Simple Univariate Regressions
This simple test compares the ranks of DV Rating Beta against each of the other metrics. Across metrics, the trend is linear with high correlation (.7-.9). The highest correlation is with Human Rating Beta, which is unsurprising since both come from the same Eloundou et al. paper. The slope is significant for all of them, and the R-squared is between .47 and .78 for all of them, with most being at the high end of that range.
Overall, univariate regressions indicate general agreement when compared to DV Rating Beta.
K Density Plots
In these plots, we compare the K density of the normalized z-scores against DV Rating Beta and against the PCA weighted score of all measures.
For the plots comparing the measures against DV Rating Beta, there is a significant difference in distribution between each metric, apart from Human Rating Beta. AIOE has an even central distribution with very long tails, indicating that it has more occupations with very high and very low ratings. Both DV Rating Beta and Human Rating are peaked at the low end and moderately high end of exposure. The GenAI metrics both have heavy right skew with long tails, showing that most occupations are centrally scored but with a meaningful and widespread amount of highly exposed occupations. AI Applicability has a high single peak centered around -1.
Comparing the metrics to the PCA weighted score, we see a very different picture. We also standardize the PCA score to render it comparable to the individual metrics. First, the PCA weighted score (blue) inherits the two peaks from the AIOE and Beta metrics. There is still some right skew from the GenAI metrics. The less frequent overlap on the right tail goes towards the theory that there is more variance on the high end of the distribution.
Multivariate Regressions
The regressions included in the main text are multivariate regressions of the variance of the measures against the PCA weighted score across those same metrics while controlling for share of occupation’s workers that are women, the log of salary, and the occupation’s major occupation category. This tests whether the variance (understood here at the disagreement on scores between metrics) varies with the scores themselves. We also test both model specifications.

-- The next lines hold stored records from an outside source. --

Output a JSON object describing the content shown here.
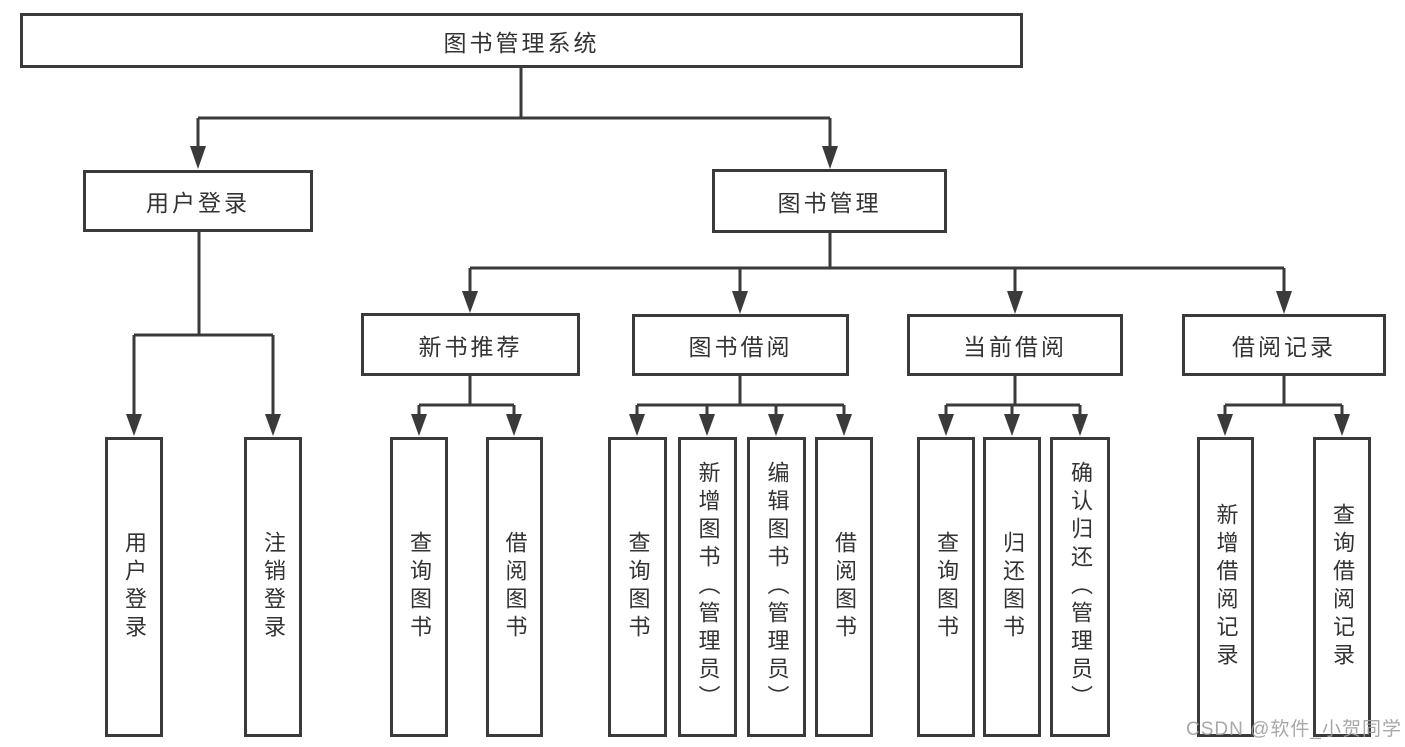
{
  "diagram": {
    "title": "图书管理系统",
    "level2": {
      "user_login": "用户登录",
      "book_mgmt": "图书管理"
    },
    "level3": {
      "new_books": "新书推荐",
      "book_borrow": "图书借阅",
      "current_borrow": "当前借阅",
      "borrow_records": "借阅记录"
    },
    "leaves": {
      "user_login": [
        "用户登录",
        "注销登录"
      ],
      "new_books": [
        "查询图书",
        "借阅图书"
      ],
      "book_borrow": [
        "查询图书",
        "新增图书（管理员）",
        "编辑图书（管理员）",
        "借阅图书"
      ],
      "current_borrow": [
        "查询图书",
        "归还图书",
        "确认归还（管理员）"
      ],
      "borrow_records": [
        "新增借阅记录",
        "查询借阅记录"
      ]
    }
  },
  "watermark": "CSDN @软件_小贺同学",
  "colors": {
    "line": "#3a3a3a",
    "text": "#333333",
    "watermark": "#9e9e9e"
  }
}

This lets us answer two different questions. In specification 1, we test whether the metrics agree across all levels of exposure. In specification 2, we test whether DV Rating Beta is a good predictor of the disagreement in other metrics.
The key independent variables are highly significant for both model specifications. As with the simple univariate test, variance increases as exposure gets higher. This is a statistically significant change, with the coefficient indicating that a 1 unit increase in PCA score leads to a 0.0617 increase in variance, which suggests the increase in disagreement is real but only moderate. While the effects of the controls are statistically insignificant, the results for the main independent variables are robust to the inclusion of the controls.
Returning to our earlier example, all metrics agree strongly on plumbers. Their variance across metrics is near zero (.03) and nearly all metrics place them near the bottom of exposure rankings (weighted score of -2.34). Conversely, computer programmers have a variance of .48 and a score of 5.21. The metrics appear to agree that plumbers face minimal AI exposure but disagree substantially on just how exposed computer programmers are.